Terpaksa Bu Song menuruti permintaan Eng Eng. Dengan susah payah ia menggandeng gadis itu, diajak
berlutut sambil berpegang tangan, berlutut seperti sepasang pengantin bersembahyang! Untuk menyenangkan
hati gadis itu Bu Song berkata keras-keras, "Langit dan bumi menjadi saksi! Saat ini kami, Kam Bu Song dan
Kwee Eng, menjadi suami isteri, sehidup semati...!"
Eng Eng tertawa, tertawa malu-malu. Ketika Bu Song menoleh kepadanya, gadis itu merangkulnya dengan
wajah penuh bahagia. Eng Eng menyembunyikan mukanya di dada Bu Song, akan tetapi pada saat itu pula
nyawanya telah melayang meninggalkan raganya! Tadinya Bu Song tidak tahu, baru setelah ia merasa betapa
tubuh gadis itu lemas sekali, ia mengangkat dan tahu bahwa kekasihnya itu tak bernyawa lagi.
"Eng-moi...!!" Ia menjerit, mendekap dan roboh pingsan sambil memeluk Eng Eng....
********************
Pukulan batin yang diderita Kim-mo Taisu ketika ia mendapatkan muridnya pingsan di samping puterinya,
membuat pendekar ini seketika menjadi seorang yang seperti hilang semangat. Rambutnya seketika menjadi
putih semua, wajahnya kerut-merut dan pandang matanya sayu seperti lampu kehabisan minyak. Ketika ia
mendengar cerita Bu Song tentang kecelakaan yang menyebabkan tewasnya Eng Eng, wajah pendekar itu
menjadi beringas, kemudian ia lari dan mengamuk.
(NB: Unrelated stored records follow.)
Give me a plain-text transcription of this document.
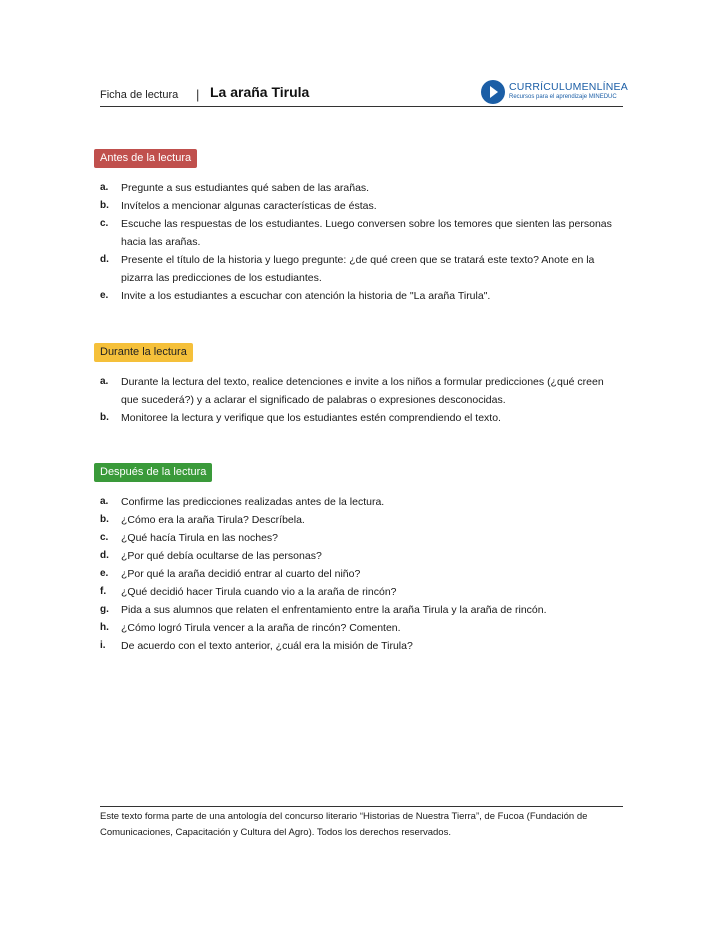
Ficha de lectura | La araña Tirula	CURRÍCULUMENLÍNEA
Recursos para el aprendizaje MINEDUC
Antes de la lectura
a. Pregunte a sus estudiantes qué saben de las arañas.
b. Invítelos a mencionar algunas características de éstas.
c. Escuche las respuestas de los estudiantes. Luego conversen sobre los temores que sienten las personas hacia las arañas.
d. Presente el título de la historia y luego pregunte: ¿de qué creen que se tratará este texto? Anote en la pizarra las predicciones de los estudiantes.
e. Invite a los estudiantes a escuchar con atención la historia de "La araña Tirula".
Durante la lectura
a. Durante la lectura del texto, realice detenciones e invite a los niños a formular predicciones (¿qué creen que sucederá?) y a aclarar el significado de palabras o expresiones desconocidas.
b. Monitoree la lectura y verifique que los estudiantes estén comprendiendo el texto.
Después de la lectura
a. Confirme las predicciones realizadas antes de la lectura.
b. ¿Cómo era la araña Tirula? Descríbela.
c. ¿Qué hacía Tirula en las noches?
d. ¿Por qué debía ocultarse de las personas?
e. ¿Por qué la araña decidió entrar al cuarto del niño?
f. ¿Qué decidió hacer Tirula cuando vio a la araña de rincón?
g. Pida a sus alumnos que relaten el enfrentamiento entre la araña Tirula y la araña de rincón.
h. ¿Cómo logró Tirula vencer a la araña de rincón? Comenten.
i. De acuerdo con el texto anterior, ¿cuál era la misión de Tirula?
Este texto forma parte de una antología del concurso literario “Historias de Nuestra Tierra”, de Fucoa (Fundación de Comunicaciones, Capacitación y Cultura del Agro). Todos los derechos reservados.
dunia-kangouw.blogspot.com
Sehari itu terdengar suara Kim-mo Taisu memekik-mekik dan melengking-lengking di seluruh bukit dan
akibatnya amatlah mengerikan. Tak seekor pun binatang monyet tinggal hidup lagi di situ. Ratusan bahkan
mungkin ribuan ekor monyet berikut yang masih kecil-kecil semua terbunuh oleh Kim-mo Taisu dan pekerjaan
pembunuhan besar-besaran ini baru selesai setelah hari mulai gelap.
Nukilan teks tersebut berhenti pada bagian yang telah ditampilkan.